The story of how a small prompt idea snowballed into a real agentic LangGraph runtime and I didn’t even speak Python three months ago.
This is the first post in the series, the "why/how did you even end up building this" part. The next posts will be technical deep dives into specific topics (project architecture, RAG with Drupal, contracts/guardrails, ambiguity detection, etc).
TL;DR
- I attended AW-MLEA (Machine Learning Engineering on AWS) which ignited my professional enthusiasm.
- I needed a real project to learn. Luckily, the course gave an easy-looking idea: an "ML success criteria framework". I named it SageCompass.
- What I thought would be "a small practice thing" quickly turned into something that taught me how to think with these technologies.
- After a few months I found myself rebuilding parts of the runtime again and again, mostly because the code kept exposing what was unclear or brittle.
- This series is me documenting the path and the architecture lessons as they formed (no prior training or experience in Python, ML, or agentic systems so things weren't obvious from day one).
- Current implementation is here: https://github.com/cleverhoods/sagecompass
It was late October, 2025.
I was waiting excitedly for my long, 4-day weekend after a long, 6-day working week (... yeah, in Hungary you have to "work off" the extra holiday). I was so looking forward to it, that I completely forgot that I'd signed up for AW-MLEA (Machine Learning Engineering on AWS) training. The training started on Wednesday. My long weekend started on Thursday.
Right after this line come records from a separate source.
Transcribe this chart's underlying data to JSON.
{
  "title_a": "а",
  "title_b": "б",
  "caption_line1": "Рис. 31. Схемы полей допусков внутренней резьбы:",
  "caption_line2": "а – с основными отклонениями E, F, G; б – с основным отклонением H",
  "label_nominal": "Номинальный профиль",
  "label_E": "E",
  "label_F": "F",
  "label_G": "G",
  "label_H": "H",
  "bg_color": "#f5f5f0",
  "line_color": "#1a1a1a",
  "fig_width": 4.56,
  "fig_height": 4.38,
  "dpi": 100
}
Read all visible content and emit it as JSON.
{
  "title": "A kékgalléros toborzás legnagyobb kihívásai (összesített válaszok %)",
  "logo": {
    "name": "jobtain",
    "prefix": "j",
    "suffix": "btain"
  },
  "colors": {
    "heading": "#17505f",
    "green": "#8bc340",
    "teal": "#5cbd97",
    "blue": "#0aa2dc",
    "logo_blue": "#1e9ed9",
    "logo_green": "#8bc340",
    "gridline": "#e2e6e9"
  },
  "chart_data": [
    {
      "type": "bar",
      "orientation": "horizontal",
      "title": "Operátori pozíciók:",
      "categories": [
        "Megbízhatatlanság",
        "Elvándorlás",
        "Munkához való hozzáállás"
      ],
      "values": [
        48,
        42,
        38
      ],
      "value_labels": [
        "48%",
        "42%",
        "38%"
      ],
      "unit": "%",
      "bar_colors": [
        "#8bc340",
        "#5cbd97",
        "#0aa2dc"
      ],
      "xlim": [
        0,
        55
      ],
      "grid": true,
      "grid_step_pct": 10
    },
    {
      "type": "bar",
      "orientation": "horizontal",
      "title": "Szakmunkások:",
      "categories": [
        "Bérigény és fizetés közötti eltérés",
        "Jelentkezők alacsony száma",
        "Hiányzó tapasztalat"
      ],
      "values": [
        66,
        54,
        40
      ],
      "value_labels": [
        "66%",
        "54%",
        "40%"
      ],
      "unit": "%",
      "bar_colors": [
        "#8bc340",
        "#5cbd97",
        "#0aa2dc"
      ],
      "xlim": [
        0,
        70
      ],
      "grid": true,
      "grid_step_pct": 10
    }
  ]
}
The training was 3 days long.
... great.
Little did I know that my previous weekend was my last free one for the forthcoming months.
The training kicked off, and just a few hours in, I was hooked.
Finally! High-grade, educational information about Machine Learning! How it learns, what's the difference between ML training approaches, what challenges are there for ML solutions, what is a Model, what type of Models are there and what are the main differences between them, what kind of dimensions responsible AI encompasses, what kind of biases are there, how does an ML success criteria framework look like and so on and on.
... and we haven't even arrived at lunch and already had 2 coffee breaks.
This went on for 2 (and a half) more days. With similar intensity and information density. It was only manageable thanks to the great learning material and the great guidance (a shout-out to Thomas Fruin, the exceptional presenter of this course).
... and just like that, it was over. The course was completed and I was left with a burning enthusiasm to utilize the freshly learned concepts.
I could've played around with sandbox environments (very limited instances of the SageMaker Studio with Jupyter notebooks) but that wasn't what I was looking for.
I'm adamant about learning new concepts: the easiest way to learn is by doing. Implement a real project. Don't just poke at sandboxes.
All I needed was an example project, and I already had my eyes on something I was introduced to on the very first day: an ML success criteria framework.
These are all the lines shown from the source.